Required: Three-quarters of a pound of rough puff pastry. Quarter of a pound of macaroni. Two tablespoonfuls of chopped parsley. Two tablespoonfuls of chopped onion. Salt and pepper. Three hard-boiled eggs. One ounce of butter. Three-quarters of an ounce of flour. Half a pint of water. Tomatoes. (Sufficient for five or six.)

Rub the inside of a pie-dish with a little butter.

Break the macaroni into pieces about an inch long, and boil it until tender in boiling water. It will probably take about three-quarters of an hour. Then drain off the water.
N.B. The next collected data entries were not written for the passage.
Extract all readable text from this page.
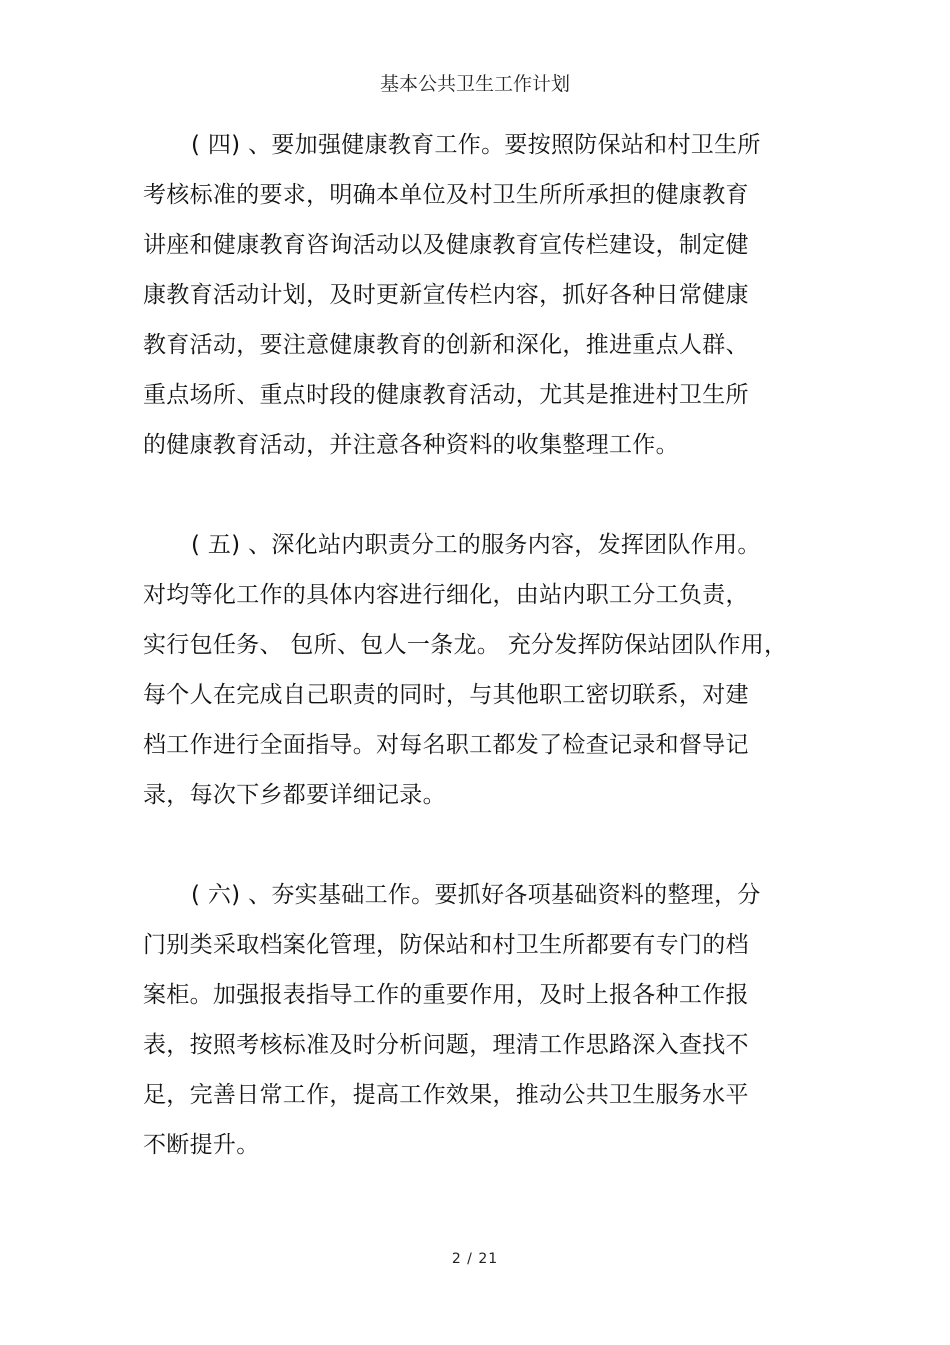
基本公共卫生工作计划

( 四) 、要加强健康教育工作。要按照防保站和村卫生所
考核标准的要求，明确本单位及村卫生所所承担的健康教育
讲座和健康教育咨询活动以及健康教育宣传栏建设，制定健
康教育活动计划，及时更新宣传栏内容，抓好各种日常健康
教育活动，要注意健康教育的创新和深化，推进重点人群、
重点场所、重点时段的健康教育活动，尤其是推进村卫生所
的健康教育活动，并注意各种资料的收集整理工作。

( 五) 、深化站内职责分工的服务内容，发挥团队作用。
对均等化工作的具体内容进行细化，由站内职工分工负责，
实行包任务、 包所、包人一条龙。 充分发挥防保站团队作用，
每个人在完成自己职责的同时，与其他职工密切联系，对建
档工作进行全面指导。对每名职工都发了检查记录和督导记
录，每次下乡都要详细记录。

( 六) 、夯实基础工作。要抓好各项基础资料的整理，分
门别类采取档案化管理，防保站和村卫生所都要有专门的档
案柜。加强报表指导工作的重要作用，及时上报各种工作报
表，按照考核标准及时分析问题，理清工作思路深入查找不
足，完善日常工作，提高工作效果，推动公共卫生服务水平
不断提升。

2 / 21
Put a layer of sliced tomatoes in the dish, then a layer of cooked macaroni, next a good sprinkling of parsley, onion, salt and pepper, next another layer of tomatoes, and so on until the dish is full. Cut the eggs into slices, and lay them on" the top.
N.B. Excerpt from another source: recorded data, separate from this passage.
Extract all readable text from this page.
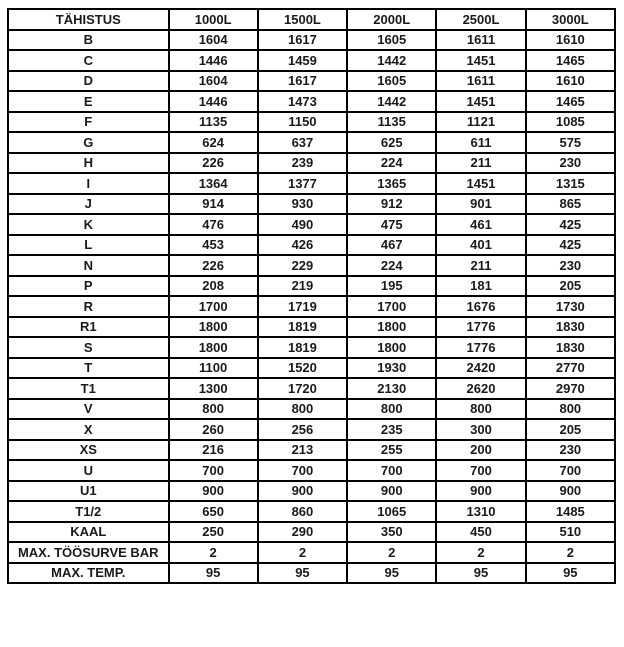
TÄHISTUS	1000L	1500L	2000L	2500L	3000L
B	1604	1617	1605	1611	1610
C	1446	1459	1442	1451	1465
D	1604	1617	1605	1611	1610
E	1446	1473	1442	1451	1465
F	1135	1150	1135	1121	1085
G	624	637	625	611	575
H	226	239	224	211	230
I	1364	1377	1365	1451	1315
J	914	930	912	901	865
K	476	490	475	461	425
L	453	426	467	401	425
N	226	229	224	211	230
P	208	219	195	181	205
R	1700	1719	1700	1676	1730
R1	1800	1819	1800	1776	1830
S	1800	1819	1800	1776	1830
T	1100	1520	1930	2420	2770
T1	1300	1720	2130	2620	2970
V	800	800	800	800	800
X	260	256	235	300	205
XS	216	213	255	200	230
U	700	700	700	700	700
U1	900	900	900	900	900
T1/2	650	860	1065	1310	1485
KAAL	250	290	350	450	510
MAX. TÖÖSURVE BAR	2	2	2	2	2
MAX. TEMP.	95	95	95	95	95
Melt the butter in a pan, stir the flour smoothly into it, and fry it over the fire a pale brown, then add the water and stir until it boils. Season the sauce carefully, adding, if liked, a little Worcester or Harvey sauce. Pour this sauce into the pie-dish. Cover the dish with pastry, decorating the top prettily with leaves of pastry. Brush it with beaten egg, and bake it in a quick oven for about three-quarters of an hour, or until the pastry is crisp and a good brown.. Serve either hot or cold. Cost, from 2s.